Joseph B. Fuller is an American academic and management consultant. He is the co-founder of the Monitor Group, now known as Monitor Deloitte. He is a professor of management practice at the Harvard Business School, Faculty Co-Director at the Project on Workforce at Harvard, and serves as chair of the Board of Trustees of Western Governors University. He has authored business cases about many companies, including Saudi Aramco and DaVita Inc. He has published research about dividend policy, income inequality in the United States and the skills gap.

==Early life==
Joseph B. Fuller is the son of Stephen H. Fuller, a former professor and associate dean at the Harvard Business School. He has a brother. He graduated from the Harvard University in 1981.

==Business career==
In 1983, Fuller co-founded the Monitor Group, a consulting firm, with his brother Mark and HBS colleague Michael Porter. From 1994 to 2006, he was the chief executive officer of its commercial consulting operations. The company went bankrupt in 2013, and later became known as Monitor Deloitte.

Fuller has served on the board of directors of PVH since 1992.

==Academia and commentaries==
Fuller is a professor of management practice at the Harvard Business School. He serves as a member-at-large of the Harvard College Fund. He has authored business cases about Terrapin Laboratory, Loki Capital Management, DaVita Inc., MuMaté, Hövding, GenapSys, HourlyNerd, and Saudi Aramco. He has published research about dividend policy, income inequality and the skills gap.

With Michael C. Jensen, Fuller argued that dividend policy was critical to solving the politics of agency costs between shareholders and senior executives. As a result, they agreed with Richard C. Breeden, the former chairman of the SEC, that companies should give high dividends to their shareholders annually to make sure their investments were based on dynamic capital market returns and avoid wasting resources on unnecessary investments or extravagant compensations.

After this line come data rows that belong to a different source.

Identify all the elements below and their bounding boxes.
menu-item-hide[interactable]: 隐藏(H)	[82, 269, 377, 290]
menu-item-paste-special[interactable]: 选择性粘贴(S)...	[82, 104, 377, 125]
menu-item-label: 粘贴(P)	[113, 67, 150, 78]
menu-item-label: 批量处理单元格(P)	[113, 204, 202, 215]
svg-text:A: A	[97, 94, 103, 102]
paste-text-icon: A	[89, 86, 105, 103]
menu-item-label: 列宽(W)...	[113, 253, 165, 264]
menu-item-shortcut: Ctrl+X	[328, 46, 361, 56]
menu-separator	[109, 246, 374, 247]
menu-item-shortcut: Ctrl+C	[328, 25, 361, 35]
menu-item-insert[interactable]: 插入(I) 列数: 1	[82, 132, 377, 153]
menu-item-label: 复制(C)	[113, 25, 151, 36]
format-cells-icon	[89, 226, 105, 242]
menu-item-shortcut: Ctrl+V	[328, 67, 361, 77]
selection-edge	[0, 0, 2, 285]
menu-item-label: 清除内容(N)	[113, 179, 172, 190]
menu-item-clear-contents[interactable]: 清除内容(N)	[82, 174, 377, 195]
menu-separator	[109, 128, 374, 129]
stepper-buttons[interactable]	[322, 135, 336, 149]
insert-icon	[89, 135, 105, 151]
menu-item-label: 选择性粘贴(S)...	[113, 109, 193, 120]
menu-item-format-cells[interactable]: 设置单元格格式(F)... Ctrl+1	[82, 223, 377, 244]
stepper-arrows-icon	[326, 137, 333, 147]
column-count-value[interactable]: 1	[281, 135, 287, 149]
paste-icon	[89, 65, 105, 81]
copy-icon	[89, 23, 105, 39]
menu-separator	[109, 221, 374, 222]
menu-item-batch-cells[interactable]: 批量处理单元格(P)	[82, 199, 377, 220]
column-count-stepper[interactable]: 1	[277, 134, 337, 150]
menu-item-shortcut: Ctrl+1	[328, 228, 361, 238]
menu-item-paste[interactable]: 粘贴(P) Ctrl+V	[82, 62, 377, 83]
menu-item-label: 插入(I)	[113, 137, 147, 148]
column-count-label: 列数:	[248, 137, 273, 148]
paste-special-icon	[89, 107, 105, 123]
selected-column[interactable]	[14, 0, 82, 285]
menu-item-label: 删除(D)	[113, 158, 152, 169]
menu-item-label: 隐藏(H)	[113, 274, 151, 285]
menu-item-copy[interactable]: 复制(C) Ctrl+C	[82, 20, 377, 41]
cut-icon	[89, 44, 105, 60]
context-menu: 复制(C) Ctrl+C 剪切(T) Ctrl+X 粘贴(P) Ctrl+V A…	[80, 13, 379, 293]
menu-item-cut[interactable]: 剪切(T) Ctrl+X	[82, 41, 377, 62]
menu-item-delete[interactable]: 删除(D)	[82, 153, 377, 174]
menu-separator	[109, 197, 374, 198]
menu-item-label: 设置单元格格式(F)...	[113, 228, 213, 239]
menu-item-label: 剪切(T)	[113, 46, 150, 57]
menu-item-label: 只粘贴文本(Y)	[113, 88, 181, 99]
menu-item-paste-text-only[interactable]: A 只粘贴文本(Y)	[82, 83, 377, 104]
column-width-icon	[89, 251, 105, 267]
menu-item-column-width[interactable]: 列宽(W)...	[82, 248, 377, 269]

Fuller suggested that educators and employers would have to work together to address the skills gap. With his colleagues Jan W. Rivkin and Karen Mills, Fuller argued that fostering shared prosperity would entail the collective impact of leaders in "government, business, education, nonprofits, labor, philanthropy" and other sectors.

With Matthew Sigelman, Fuller argued that the Trans-Pacific Partnership could not explain high unemployment rates and low wages in the United States; instead, globalization led to a skills gap and the US workforce needed to be retrained to fill new highly skilled jobs. Taking the example of J.P. Morgan, which announced they would train their employees to make sure they could be promoted, Fuller and Sigelman encouraged US companies to do the same, adding that such an investment would foster soft skills.

In the wake of Donald Trump's victory, Fuller argued the skills gap would have to be tackled. To do this, Fuller suggested the United States Department of Education should broaden the scope of Pell Grants to enable non-traditional college students in programs co-sponsored by a company to qualify; make it mandatory for colleges to disclose their graduation rates; encourage apprenticeships; review accreditation standards.